October 27, 2022 01:44AM
Blurb: A modern S&S one-shot - Young and naïve Marianne Dashwood had a very inflated idea of what "a competence" should be, but after she becomes Marianne Brandon, she realizes all of her wishes were actually fulfilled. Has she realized the distinction between "competence" and "wealth"?

“Do you remember,” said Chris, “what you deemed your minimum standard of living to be when you were in high school?”

My cheeks felt so hot, I was pretty sure I was blushing for not the right reasons. “Please,” I begged, “can you not torture me by reminding me of my foolishness? And besides, how did you know? Elinor is so dead if she’s the one who told you.”

“It was Ed, actually,” revealed Chris with a mischievous glint in his eyes. “We’ve lived like brothers for so long, he tells me a ton of things. And he remembered that bit word for word because of its entertainment value.”

I remembered every single word of it too, even though it was practically an epoch ago. Just one more in the list of things I could never live down! “I said it would be great to go to an Ivy League college, drive a Jeep Cherokee, and go shopping at Neiman Marcus once a year. But please know this was a former version of me that’s dead, buried and gone. All I’ve wanted since age 18 was not to be a burden on Mom, and not to be a burden on you, now or ever.”

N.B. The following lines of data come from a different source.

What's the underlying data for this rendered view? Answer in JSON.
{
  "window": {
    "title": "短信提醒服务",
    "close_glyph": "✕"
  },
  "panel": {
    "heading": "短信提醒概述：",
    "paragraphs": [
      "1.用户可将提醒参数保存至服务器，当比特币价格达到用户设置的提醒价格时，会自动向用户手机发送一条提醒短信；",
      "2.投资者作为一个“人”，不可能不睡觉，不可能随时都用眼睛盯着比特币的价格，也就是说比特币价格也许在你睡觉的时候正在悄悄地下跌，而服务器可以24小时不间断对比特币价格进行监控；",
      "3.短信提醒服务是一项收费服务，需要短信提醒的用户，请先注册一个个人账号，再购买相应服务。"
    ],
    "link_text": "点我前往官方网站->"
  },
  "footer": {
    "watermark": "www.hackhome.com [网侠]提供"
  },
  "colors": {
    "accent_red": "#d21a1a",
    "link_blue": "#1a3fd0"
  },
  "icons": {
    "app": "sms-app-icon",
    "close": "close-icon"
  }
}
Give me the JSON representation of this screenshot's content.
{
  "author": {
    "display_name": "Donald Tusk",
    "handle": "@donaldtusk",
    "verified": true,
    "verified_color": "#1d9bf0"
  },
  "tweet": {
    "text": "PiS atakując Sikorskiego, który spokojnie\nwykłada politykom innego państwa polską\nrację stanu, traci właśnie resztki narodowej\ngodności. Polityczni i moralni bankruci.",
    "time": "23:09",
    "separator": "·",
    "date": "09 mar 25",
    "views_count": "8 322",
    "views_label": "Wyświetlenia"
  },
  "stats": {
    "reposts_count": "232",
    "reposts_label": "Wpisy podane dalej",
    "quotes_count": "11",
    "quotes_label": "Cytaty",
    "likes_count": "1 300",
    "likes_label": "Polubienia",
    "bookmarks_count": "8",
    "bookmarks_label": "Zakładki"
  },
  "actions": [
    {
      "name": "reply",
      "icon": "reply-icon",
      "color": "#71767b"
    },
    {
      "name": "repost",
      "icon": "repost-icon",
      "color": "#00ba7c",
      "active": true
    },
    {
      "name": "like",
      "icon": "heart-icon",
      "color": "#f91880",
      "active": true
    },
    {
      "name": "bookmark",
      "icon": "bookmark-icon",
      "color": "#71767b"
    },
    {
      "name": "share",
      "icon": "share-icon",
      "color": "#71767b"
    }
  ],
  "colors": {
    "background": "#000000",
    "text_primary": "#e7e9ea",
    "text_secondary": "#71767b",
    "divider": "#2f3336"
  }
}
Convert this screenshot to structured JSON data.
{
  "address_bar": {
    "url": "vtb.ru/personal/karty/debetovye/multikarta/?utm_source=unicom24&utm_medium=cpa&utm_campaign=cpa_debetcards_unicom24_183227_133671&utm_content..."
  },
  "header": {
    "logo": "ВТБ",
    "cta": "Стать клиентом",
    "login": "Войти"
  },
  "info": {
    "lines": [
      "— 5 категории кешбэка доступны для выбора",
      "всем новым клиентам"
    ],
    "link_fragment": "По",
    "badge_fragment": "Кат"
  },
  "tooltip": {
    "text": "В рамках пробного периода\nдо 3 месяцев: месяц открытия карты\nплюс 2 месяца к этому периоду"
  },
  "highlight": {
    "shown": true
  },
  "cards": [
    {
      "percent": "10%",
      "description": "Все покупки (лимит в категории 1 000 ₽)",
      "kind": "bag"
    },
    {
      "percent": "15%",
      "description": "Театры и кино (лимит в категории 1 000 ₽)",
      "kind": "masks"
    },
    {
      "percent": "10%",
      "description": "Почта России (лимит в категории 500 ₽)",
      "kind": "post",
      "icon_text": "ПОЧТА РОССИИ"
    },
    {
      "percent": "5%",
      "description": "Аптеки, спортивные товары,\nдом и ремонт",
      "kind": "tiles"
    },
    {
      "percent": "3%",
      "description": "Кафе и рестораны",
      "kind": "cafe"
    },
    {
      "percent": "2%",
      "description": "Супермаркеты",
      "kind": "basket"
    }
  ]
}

“What if I told you this is exactly what you’ve got now?” His smile was getting bigger and bigger. This couldn’t be good; I liked seeing how I’d brought happiness back into his life again, but not enough for him to make a regular hobby out of funning me.

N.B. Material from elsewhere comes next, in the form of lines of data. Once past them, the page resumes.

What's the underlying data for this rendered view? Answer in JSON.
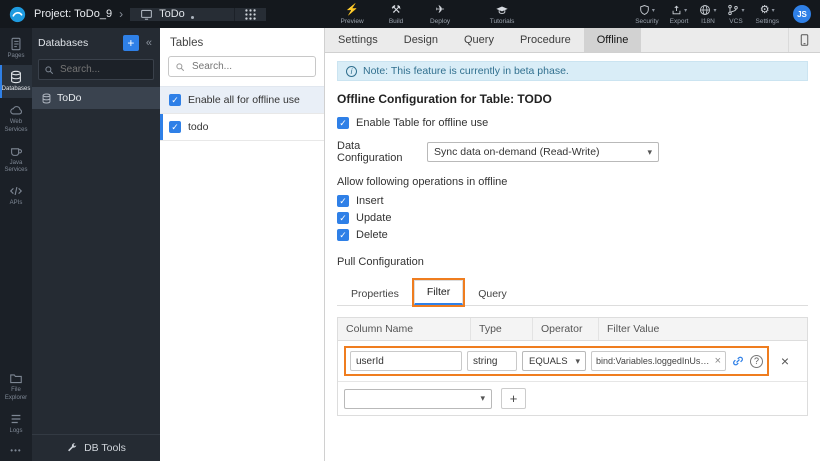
{
  "colors": {
    "accent": "#2f80e7",
    "annotation": "#ef7d1f",
    "note_bg": "#d9edf7",
    "note_text": "#31708f"
  },
  "icons": {
    "chevron_right": "›",
    "caret_down": "▾",
    "collapse_left": "«",
    "plus": "+",
    "close": "×",
    "help": "?",
    "info_i": "i",
    "preview_glyph": "⚡",
    "build_glyph": "⚒",
    "deploy_glyph": "✈",
    "gear_glyph": "⚙"
  },
  "top_bar": {
    "project_label": "Project: ToDo_9",
    "page_tab_label": "ToDo",
    "actions": [
      {
        "label": "Preview"
      },
      {
        "label": "Build"
      },
      {
        "label": "Deploy"
      },
      {
        "label": "Tutorials"
      }
    ],
    "right_actions": [
      {
        "label": "Security"
      },
      {
        "label": "Export"
      },
      {
        "label": "I18N"
      },
      {
        "label": "VCS"
      },
      {
        "label": "Settings"
      }
    ],
    "avatar_initials": "JS"
  },
  "rail": {
    "items": [
      {
        "label": "Pages"
      },
      {
        "label": "Databases"
      },
      {
        "label": "Web Services"
      },
      {
        "label": "Java Services"
      },
      {
        "label": "APIs"
      }
    ],
    "bottom_items": [
      {
        "label": "File Explorer"
      },
      {
        "label": "Logs"
      }
    ],
    "overflow": "•••"
  },
  "db_panel": {
    "title": "Databases",
    "search_placeholder": "Search...",
    "items": [
      {
        "label": "ToDo"
      }
    ],
    "footer": "DB Tools"
  },
  "tables_panel": {
    "title": "Tables",
    "search_placeholder": "Search...",
    "enable_all_label": "Enable all for offline use",
    "tables": [
      {
        "label": "todo"
      }
    ]
  },
  "tabs": [
    "Settings",
    "Design",
    "Query",
    "Procedure",
    "Offline"
  ],
  "active_tab": "Offline",
  "offline": {
    "note": "Note: This feature is currently in beta phase.",
    "heading": "Offline Configuration for Table: TODO",
    "enable_table_label": "Enable Table for offline use",
    "data_config_label": "Data Configuration",
    "data_config_value": "Sync data on-demand (Read-Write)",
    "operations_label": "Allow following operations in offline",
    "operations": [
      "Insert",
      "Update",
      "Delete"
    ],
    "pull_label": "Pull Configuration",
    "sub_tabs": [
      "Properties",
      "Filter",
      "Query"
    ],
    "active_sub_tab": "Filter",
    "filter_table": {
      "headers": [
        "Column Name",
        "Type",
        "Operator",
        "Filter Value"
      ],
      "row": {
        "column_name": "userId",
        "type": "string",
        "operator": "EQUALS",
        "filter_value": "bind:Variables.loggedInUser.data"
      },
      "add_label": "+"
    }
  }
}
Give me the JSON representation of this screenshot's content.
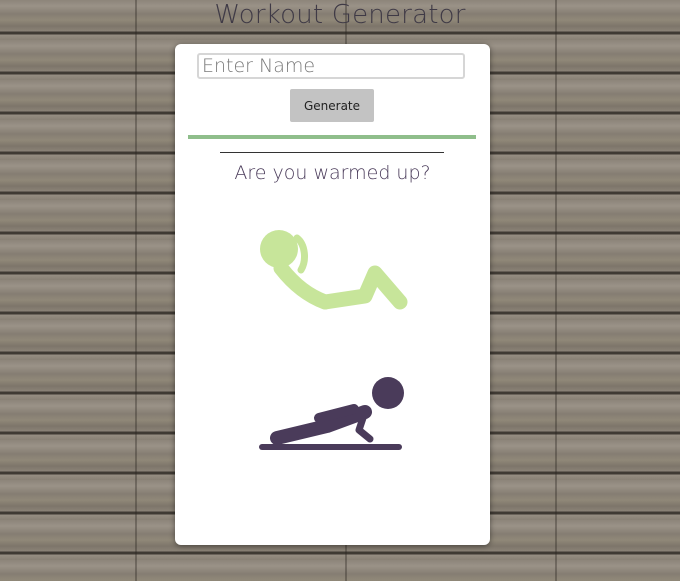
{
  "app": {
    "title": "Workout Generator"
  },
  "form": {
    "name_placeholder": "Enter Name",
    "name_value": "",
    "generate_label": "Generate"
  },
  "main": {
    "prompt": "Are you warmed up?"
  },
  "icons": {
    "situp": "situp-icon",
    "pushup": "pushup-icon"
  },
  "colors": {
    "accent_green": "#8fbe8b",
    "situp_figure": "#c7e59a",
    "pushup_figure": "#4a3b5a",
    "heading_text": "#3f3a46",
    "button_bg": "#c3c3c3"
  }
}
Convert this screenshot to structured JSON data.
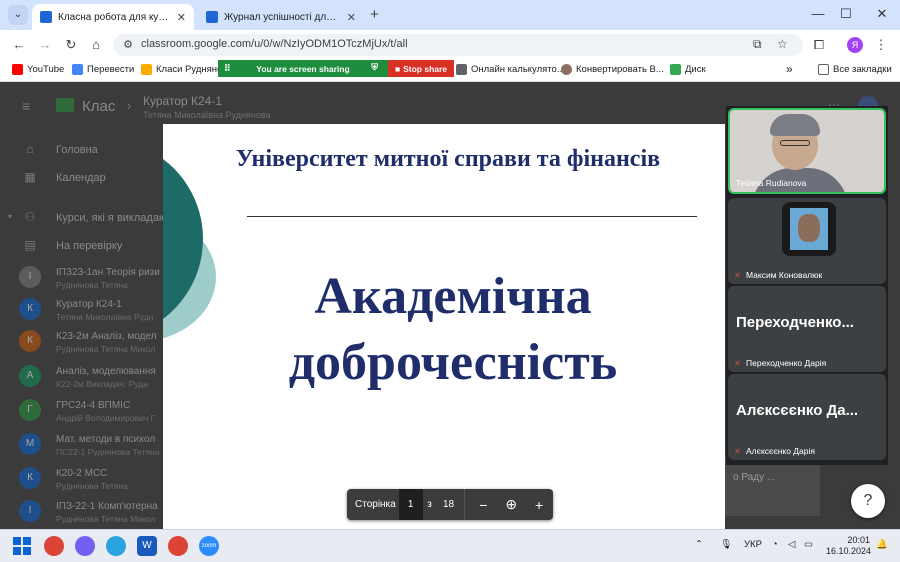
{
  "browser": {
    "tabs": [
      {
        "label": "Класна робота для курсу \"Кур",
        "active": true
      },
      {
        "label": "Журнал успішності для курсу \"",
        "active": false
      }
    ],
    "url": "classroom.google.com/u/0/w/NzIyODM1OTczMjUx/t/all",
    "profile_initial": "Я"
  },
  "bookmarks": {
    "items": [
      "YouTube",
      "Перевести",
      "Класи Руднянова",
      "Онлайн калькулято...",
      "Конвертировать В...",
      "Диск"
    ],
    "more": "»",
    "all_label": "Все закладки"
  },
  "screen_share": {
    "message": "You are screen sharing",
    "stop_label": "Stop share"
  },
  "classroom": {
    "app_name": "Клас",
    "course_title": "Куратор К24-1",
    "course_teacher": "Тетяна Миколаївна Руднянова",
    "nav": [
      {
        "label": "Головна",
        "icon": "home-icon"
      },
      {
        "label": "Календар",
        "icon": "calendar-icon"
      },
      {
        "label": "Курси, які я викладаю",
        "icon": "people-icon"
      },
      {
        "label": "На перевірку",
        "icon": "review-icon"
      }
    ],
    "courses": [
      {
        "initial": "І",
        "name": "ІПЗ23-1ан Теорія ризи",
        "teacher": "Руднянова Тетяна",
        "color": "#5c5c5c"
      },
      {
        "initial": "К",
        "name": "Куратор К24-1",
        "teacher": "Тетяна Миколаївна Рудн",
        "color": "#1f4f8a"
      },
      {
        "initial": "К",
        "name": "К23-2м Аналіз, модел",
        "teacher": "Руднянова Тетяна Микол",
        "color": "#8a4a1f"
      },
      {
        "initial": "А",
        "name": "Аналіз, моделювання",
        "teacher": "К22-2м Викладач: Рудн",
        "color": "#1f6b4a"
      },
      {
        "initial": "Г",
        "name": "ГРС24-4 ВПМІС",
        "teacher": "Андрій Володимирович Г",
        "color": "#2f6b3a"
      },
      {
        "initial": "М",
        "name": "Мат. методи в психол",
        "teacher": "ПС22-1 Руднянова Тетяна",
        "color": "#1f4f8a"
      },
      {
        "initial": "К",
        "name": "К20-2 МСС",
        "teacher": "Руднянова Тетяна",
        "color": "#1f4f8a"
      },
      {
        "initial": "І",
        "name": "ІПЗ-22-1 Комп'ютерна",
        "teacher": "Руднянова Тетяна Микол",
        "color": "#1f4f8a"
      }
    ],
    "right_card_text": "о Раду ..."
  },
  "slide": {
    "university": "Університет митної справи та фінансів",
    "title": "Академічна доброчесність"
  },
  "pager": {
    "label": "Сторінка",
    "current": "1",
    "of": "з",
    "total": "18"
  },
  "meet": {
    "participants": [
      {
        "name": "Tetiana Rudianova",
        "type": "video",
        "muted": false
      },
      {
        "name": "Максим Коновалюк",
        "type": "avatar",
        "muted": true
      },
      {
        "name": "Переходченко Дарія",
        "big": "Переходченко...",
        "type": "name",
        "muted": true
      },
      {
        "name": "Алєксєєнко Дарія",
        "big": "Алєксєєнко Да...",
        "type": "name",
        "muted": true
      }
    ]
  },
  "taskbar": {
    "lang": "УКР",
    "time": "20:01",
    "date": "16.10.2024"
  },
  "colors": {
    "slide_text": "#1f2d6b",
    "share_green": "#1e8e3e",
    "share_red": "#d93025",
    "slide_teal": "#1d6b67",
    "slide_light_teal": "#9dcccb"
  }
}
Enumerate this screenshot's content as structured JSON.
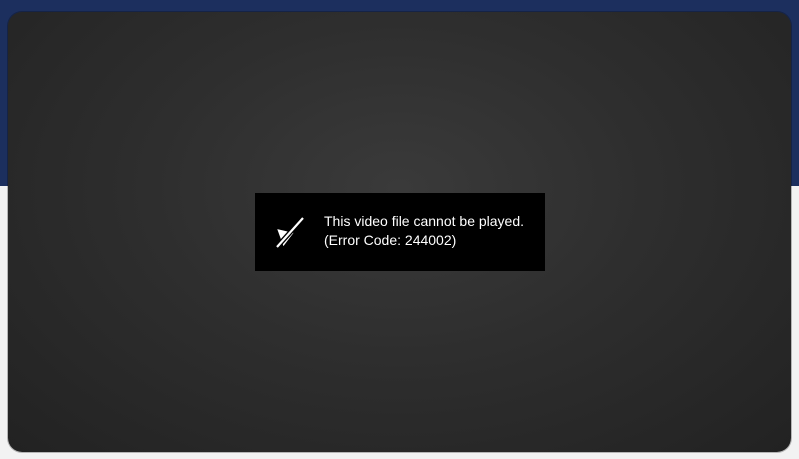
{
  "player": {
    "error": {
      "icon": "video-unavailable-icon",
      "message": "This video file cannot be played.",
      "code": "(Error Code: 244002)"
    }
  },
  "colors": {
    "page_header": "#1c2f5e",
    "page_body": "#f2f2f2",
    "player_background": "#2e2e2e",
    "error_box": "#000000",
    "error_text": "#ffffff"
  }
}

“You’re kidding,” I said, “or at least, I hope so. Heaven forbid! I ought to kill myself before I leech off all my family, which now includes you, with all my wasteful expenses.”

“Just hear me out,” Chris continued mercilessly. “Number one: you didn’t go to an Ivy, but you went to Berklee, which costs just as much as an Ivy, on a partial tuition scholarship. That checks one off, I would think, without quite as much expense as you thought.”

“Still too much,” I said, “but music is the only thing I know how to do. I wouldn’t have survived regular college. Thank God I had aid, or else it wouldn’t have been possible.”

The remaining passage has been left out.